在贝叶斯分析中,计算后验分布时经常涉及复杂的积分运算,比如 $$ P(\theta\mid x)=\frac{P(x\mid \theta)P(\theta)}{P(x)} $$
我们的目标是计算后验分布$P(\theta\mid x)$,困难在于计算$P(x)$, 因为 $$ P(x) = \int P(x, \theta)d\theta $$
我们可能会想到通过Monte Carlo来近似$P(x)$, 但仔细一想,这是不可能的,因为无法从上述积分式中sample出样本来。
我们可以构造一个Markov链来进行Monte Carlo近似,这称之为MCMC。
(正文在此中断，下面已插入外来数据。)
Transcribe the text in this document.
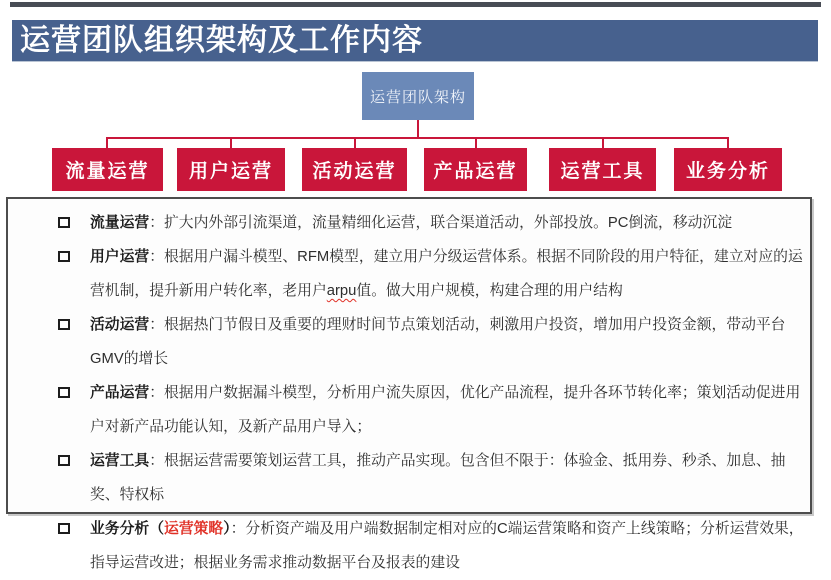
运营团队组织架构及工作内容
运营团队架构
流量运营	用户运营	活动运营	产品运营	运营工具	业务分析
流量运营：扩大内外部引流渠道，流量精细化运营，联合渠道活动，外部投放。PC倒流，移动沉淀
用户运营：根据用户漏斗模型、RFM模型，建立用户分级运营体系。根据不同阶段的用户特征，建立对应的运营机制，提升新用户转化率，老用户arpu值。做大用户规模，构建合理的用户结构
活动运营：根据热门节假日及重要的理财时间节点策划活动，刺激用户投资，增加用户投资金额，带动平台GMV的增长
产品运营：根据用户数据漏斗模型，分析用户流失原因，优化产品流程，提升各环节转化率；策划活动促进用户对新产品功能认知，及新产品用户导入；
运营工具：根据运营需要策划运营工具，推动产品实现。包含但不限于：体验金、抵用券、秒杀、加息、抽奖、特权标
业务分析（运营策略）：分析资产端及用户端数据制定相对应的C端运营策略和资产上线策略；分析运营效果，指导运营改进；根据业务需求推动数据平台及报表的建设
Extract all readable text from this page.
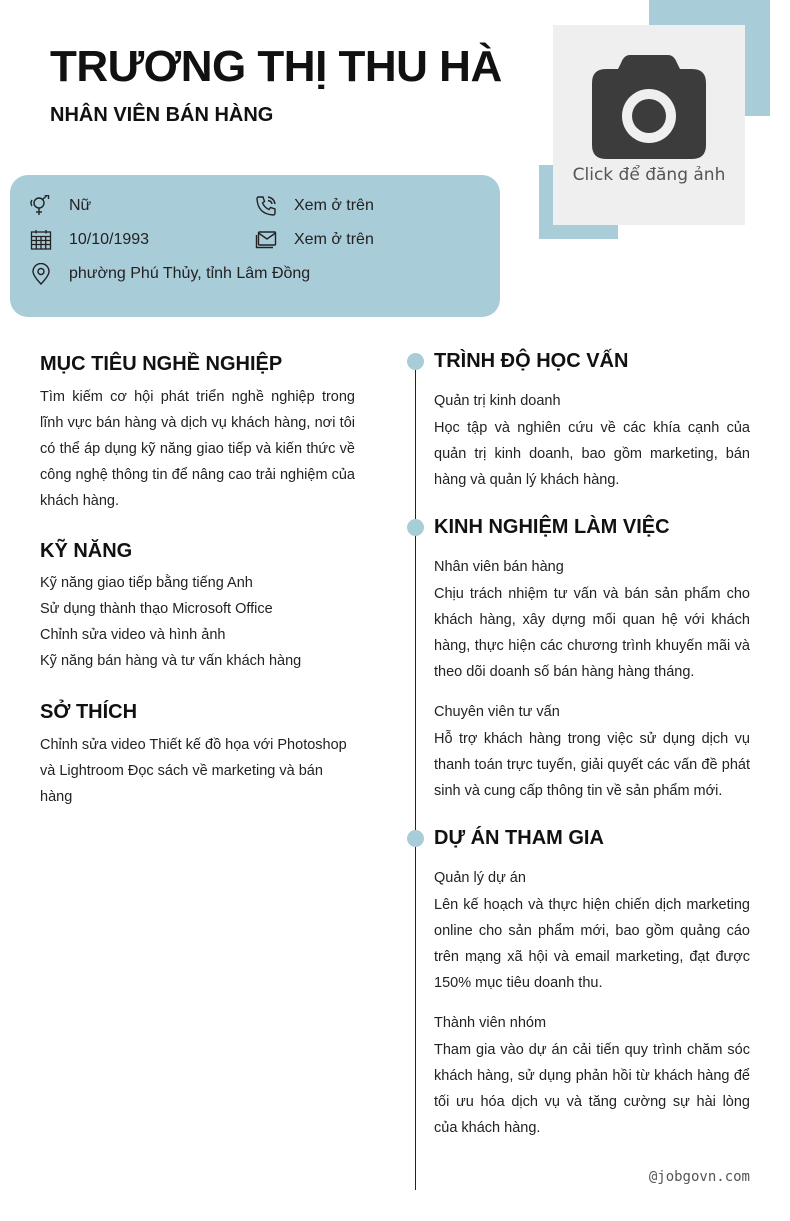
TRƯƠNG THỊ THU HÀ
NHÂN VIÊN BÁN HÀNG
Click để đăng ảnh
Nữ	Xem ở trên
10/10/1993	Xem ở trên
phường Phú Thủy, tỉnh Lâm Đồng
MỤC TIÊU NGHỀ NGHIỆP
Tìm kiếm cơ hội phát triển nghề nghiệp trong lĩnh vực bán hàng và dịch vụ khách hàng, nơi tôi có thể áp dụng kỹ năng giao tiếp và kiến thức về công nghệ thông tin để nâng cao trải nghiệm của khách hàng.
KỸ NĂNG
Kỹ năng giao tiếp bằng tiếng Anh
Sử dụng thành thạo Microsoft Office
Chỉnh sửa video và hình ảnh
Kỹ năng bán hàng và tư vấn khách hàng
SỞ THÍCH
Chỉnh sửa video Thiết kế đồ họa với Photoshop và Lightroom Đọc sách về marketing và bán hàng
TRÌNH ĐỘ HỌC VẤN
Quản trị kinh doanh
Học tập và nghiên cứu về các khía cạnh của quản trị kinh doanh, bao gồm marketing, bán hàng và quản lý khách hàng.
KINH NGHIỆM LÀM VIỆC
Nhân viên bán hàng
Chịu trách nhiệm tư vấn và bán sản phẩm cho khách hàng, xây dựng mối quan hệ với khách hàng, thực hiện các chương trình khuyến mãi và theo dõi doanh số bán hàng hàng tháng.
Chuyên viên tư vấn
Hỗ trợ khách hàng trong việc sử dụng dịch vụ thanh toán trực tuyến, giải quyết các vấn đề phát sinh và cung cấp thông tin về sản phẩm mới.
DỰ ÁN THAM GIA
Quản lý dự án
Lên kế hoạch và thực hiện chiến dịch marketing online cho sản phẩm mới, bao gồm quảng cáo trên mạng xã hội và email marketing, đạt được 150% mục tiêu doanh thu.
Thành viên nhóm
Tham gia vào dự án cải tiến quy trình chăm sóc khách hàng, sử dụng phản hồi từ khách hàng để tối ưu hóa dịch vụ và tăng cường sự hài lòng của khách hàng.
@jobgovn.com
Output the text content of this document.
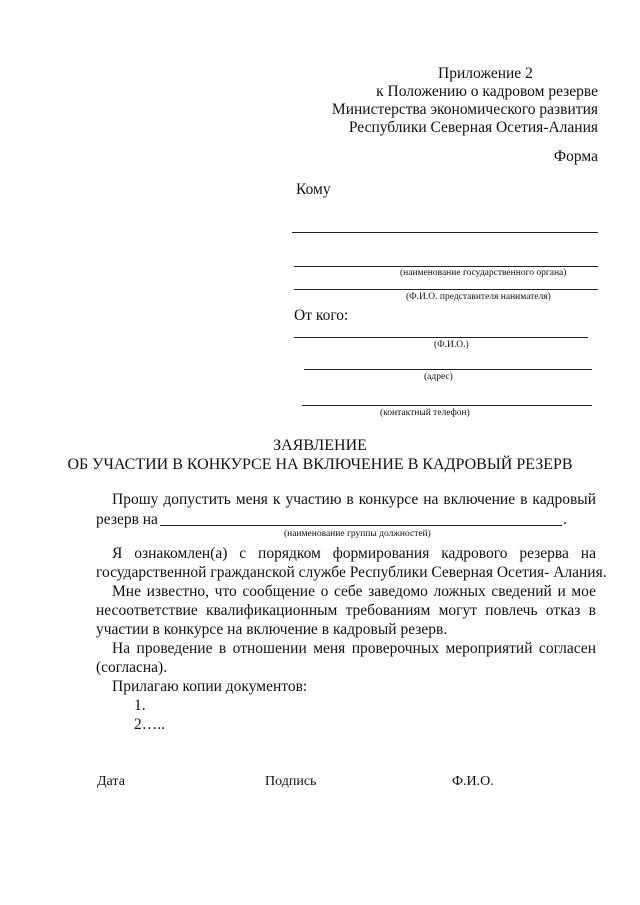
Приложение 2
к Положению о кадровом резерве
Министерства экономического развития
Республики Северная Осетия-Алания
Форма
Кому
(наименование государственного органа)
(Ф.И.О. представителя нанимателя)
От кого:
(Ф.И.О.)
(адрес)
(контактный телефон)
ЗАЯВЛЕНИЕ
ОБ УЧАСТИИ В КОНКУРСЕ НА ВКЛЮЧЕНИЕ В КАДРОВЫЙ РЕЗЕРВ
Прошу допустить меня к участию в конкурсе на включение в кадровый
резерв на	.
(наименование группы должностей)
Я ознакомлен(а) с порядком формирования кадрового резерва на
государственной гражданской службе Республики Северная Осетия- Алания.
Мне известно, что сообщение о себе заведомо ложных сведений и мое
несоответствие квалификационным требованиям могут повлечь отказ в
участии в конкурсе на включение в кадровый резерв.
На проведение в отношении меня проверочных мероприятий согласен
(согласна).
Прилагаю копии документов:
1.
2…..
Дата	Подпись	Ф.И.О.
下面以一个实际例子来说明如何进行MCMC。
首先,导入必要的模块。
import numpy as np
import scipy as sp
import pandas as pd
import matplotlib.pyplot as plt
import seaborn as sns
from scipy.stats import norm
sns.set_style('white')
sns.set_context('talk')
np.random.seed(123)
生成20个正态随机数,而我们的目标是根据这20个随机数,估计均值$\mu$的后验分布$P(\mu\mid x)$
data = np.random.randn(20)
绘制这20个随机数的直方图
#为了显示matplotlib画出的图
%matplotlib inline
ax = plt.subplot()
sns.distplot(data, kde = False, ax = ax)
_ = ax.set(title='Histogram of observed data', xlabel='x', ylabel='# observations')
实际上,可以计算得到$\mu$理论上的后验分布。
## ###############################
## mu_0 prior
## sigma_0 prior
## sigma post
## ###############################
def calc_posterior_analytical(data, x, mu_0, sigma_0):
sigma = 1.
n = len(data)
mu_post = (mu_0/sigma_0**2 + data.sum()/sigma**2) / (1./sigma_0**2 + n/sigma**2)
sigma_post = (1./sigma_0**2 + n/sigma**2)**-1
return norm(mu_post, np.sqrt(sigma_post)).pdf(x)
mu_0 = 0
sigma_0 = 1
sigma = 1
n = len(data)
mu_post_true = (mu_0/sigma_0**2 + data.sum()/sigma**2) / (1./sigma_0**2 + n/sigma**2)
mu_post_true
0.10896926852884785
画出理论上的后验分布曲线
ax = plt.subplot()
x = np.linspace(-1, 1, 500)
posterior_analytical = calc_posterior_analytical(data, x, 0., 1.)
ax.plot(x, posterior_analytical)
ax.set(xlabel = 'mu', ylabel = 'belief', title='Analytical posterior')
sns.despine()
下面我们进行MCMC采样
def sampler(data, samples = 4, mu_init=.5, proposal_width = .5, plot=False, mu_prior_mu=0, mu_prior_sd=1.):
mu_current = mu_init
posterior = [mu_current]
ll = []
for i in range(samples):
# sugget new position
#
# i-th state(xi) of markov: mu_current
# proposal: sample from q(x|xi)
#
# sample u from uniform(0, 1)
# if u < alpha(xi, x) = min(p_proposal/p_current, 1)
# accept!!
#
mu_proposal = norm(mu_current, proposal_width).rvs() # random choose
# Compute likelihood by multiplying probabilities of each data point
likelihood_current = norm(mu_current, 1).pdf(data).prod()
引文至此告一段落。